Kim Won-Gil, the owner and his family greeted us with cakes and wine which we enjoyed in the building that housed the kitchen and common dining area. Mr. Kim is not only an inn keep for his ancestral home he is also a professor and poet. He showed us one of his poems with a line about Jirye as “a place to listen to the earth revolve.” As we left the warmth of the kitchen to go to our respective rooms in other buildings, we stepped into shoes and out into the cold night with a sky lit up by stars that seemed close enough to touch. It was time to go to bed and experience ondul — the radiant floor heating system, still in use today. However, this floor was heated the old fashion way, with fire that heated logs and kindle that smoldered throughout the night.

The brilliant system allows for the hot logs to be pushed through a channel under the floor. It got ever hotter as the night wore on. There was but a thin mattress between us and the very warm floor which is made of cement (HARD) and covered with multiple layers of paper brushed with natural plant oils, giving it a a shiny yellowish cast. The room was not heated — the floor was. Our bodies were warm but my nose was sure cold! The clothes, I refused to take off initially, got stripped off piece by piece, all the way to dawn — the socks were the last to go! It was a great experience but if I ever do it again, it will be in the summer!

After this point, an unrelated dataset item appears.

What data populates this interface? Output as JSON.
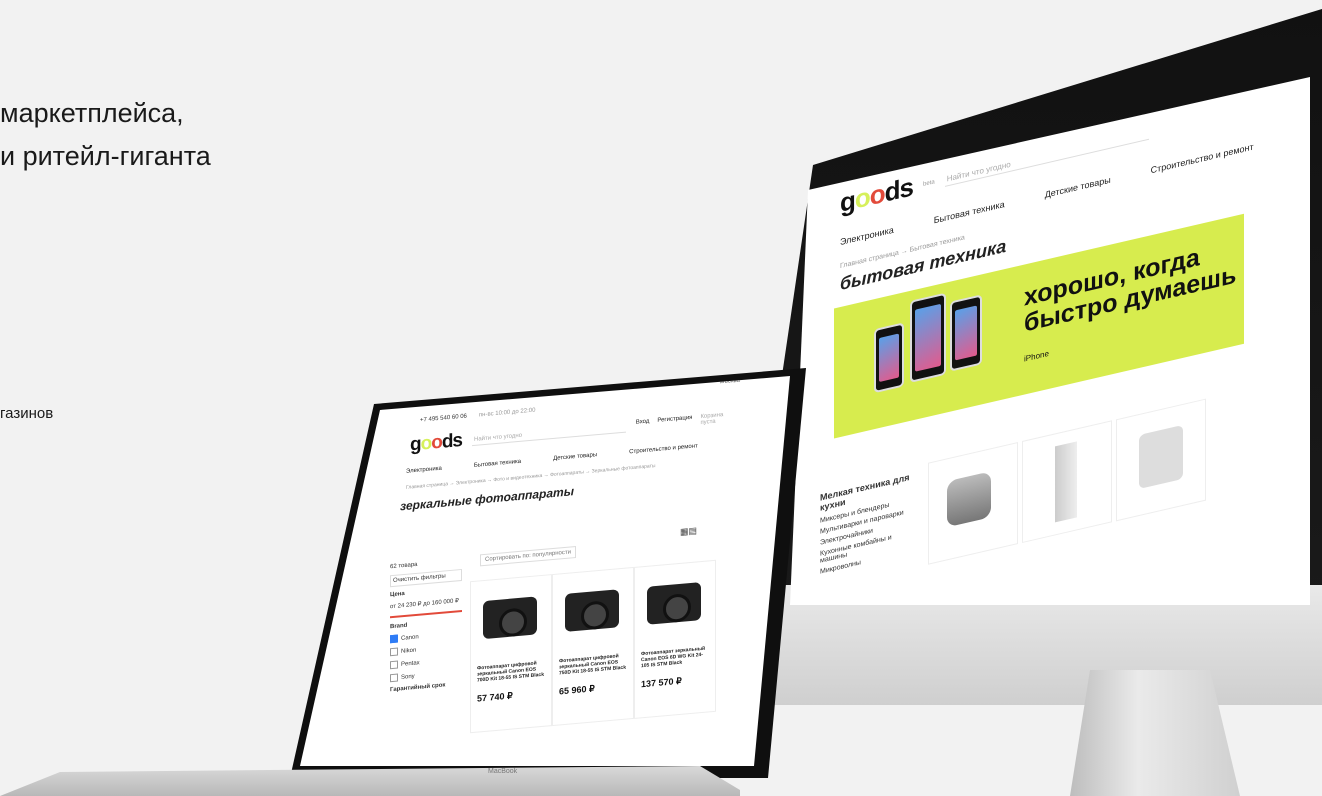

The breakfast gong rang and we all emerged from our rooms. Somehow during the night the kids had left their building and crawled into the room with their respective parents.

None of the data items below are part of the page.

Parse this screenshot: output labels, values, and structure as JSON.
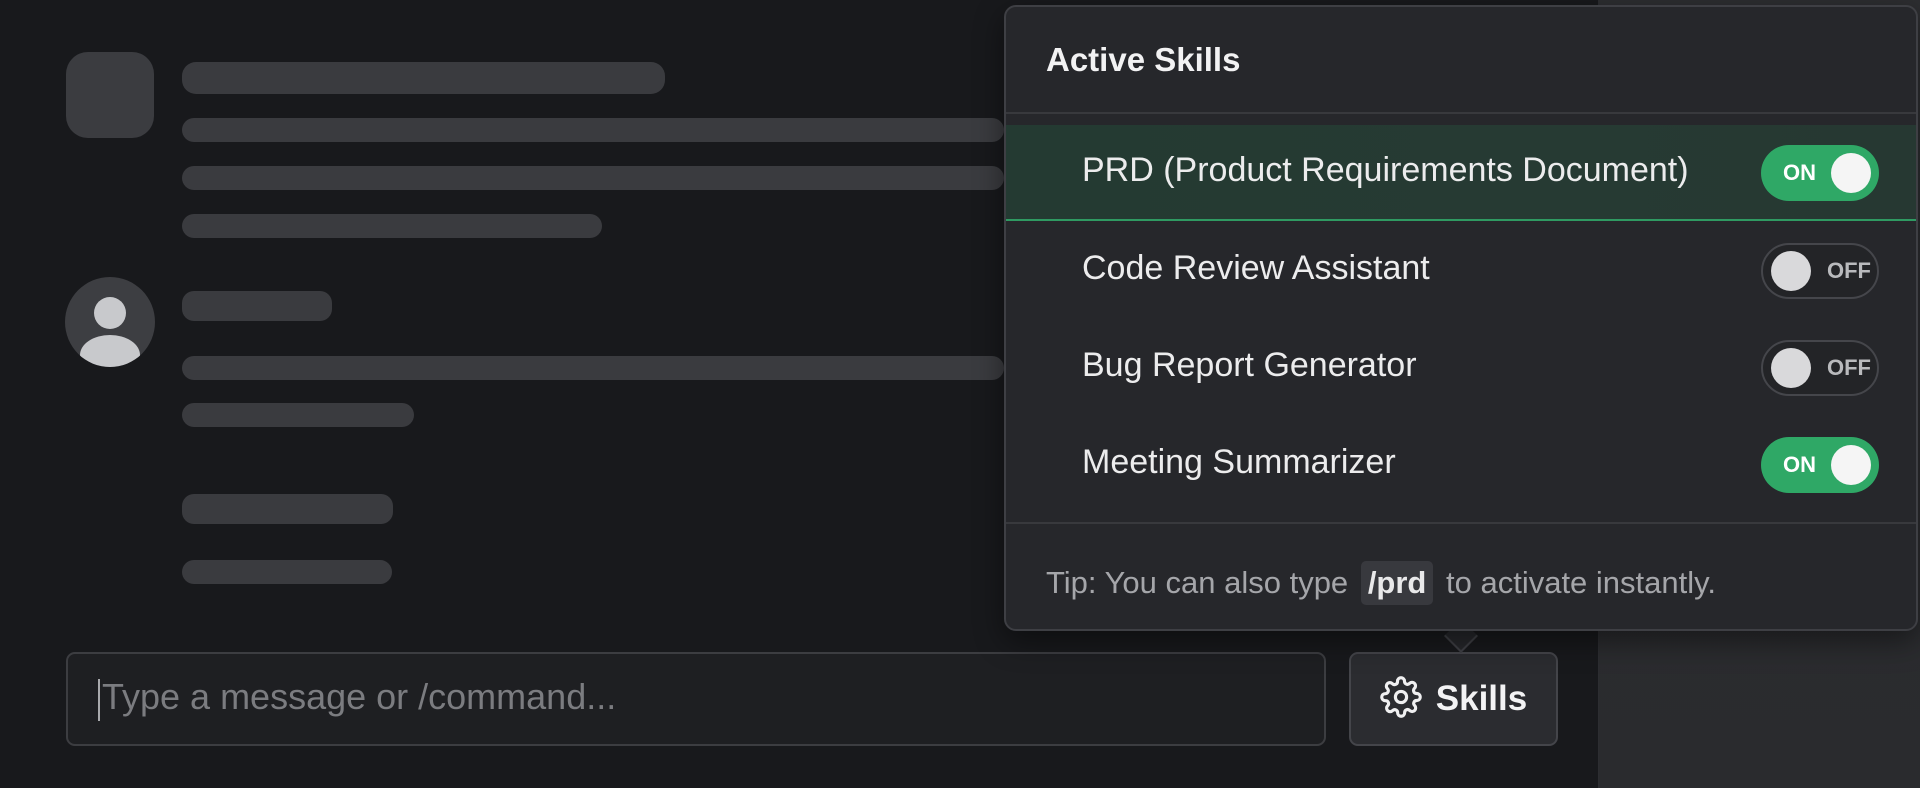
{
  "chat": {
    "input_placeholder": "Type a message or /command...",
    "skills_button_label": "Skills",
    "skills_button_icon": "gear-icon"
  },
  "skills_popover": {
    "title": "Active Skills",
    "skills": [
      {
        "name": "PRD (Product Requirements Document)",
        "state": "ON",
        "enabled": true
      },
      {
        "name": "Code Review Assistant",
        "state": "OFF",
        "enabled": false
      },
      {
        "name": "Bug Report Generator",
        "state": "OFF",
        "enabled": false
      },
      {
        "name": "Meeting Summarizer",
        "state": "ON",
        "enabled": true
      }
    ],
    "tip_prefix": "Tip: You can also type",
    "tip_command": "/prd",
    "tip_suffix": "to activate instantly."
  },
  "colors": {
    "accent_green": "#2fa866",
    "background": "#18191c",
    "popover": "#26272b"
  }
}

Breakfast in the warm kitchen dining area was rice porridge served with platters of banchan, the side dishes that accompany all meals in Korea. Spinach, beans, seasoned fish are eaten with the thick soup.

After breakfast we walked around the grounds. Right outside the kitchen was the family’s collection of home made sauces and pastes in large clay urns. Soy sauce, soy bean paste, red pepper paste are but a scoopful away from the cook.

And finally, I got to see kimchi buried in the ground! I had been told that the texture of kimchi that comes out of these pots is different from its refrigerator cousin; so crunchy. Now I can attest to that.

There are drying herbs, vestiges of past outdoor kitchens, and a manual foot powered grinding stone in the courtyard as well. A precursor to the food processor?

We then climbed the hill to Mr. Kim’s library and study. You could see how inspirational it is to sit and write poetry here.

We walked in the woods above the grounds and came upon a family grave.

This is Mr. Kim’s son and his new bride, the next generation to care for this precious home.

Our evening stay and breakfast was a mere $50.00 for two of us. Such a deal and such a peaceful experience. I think I did hear the earth revolve.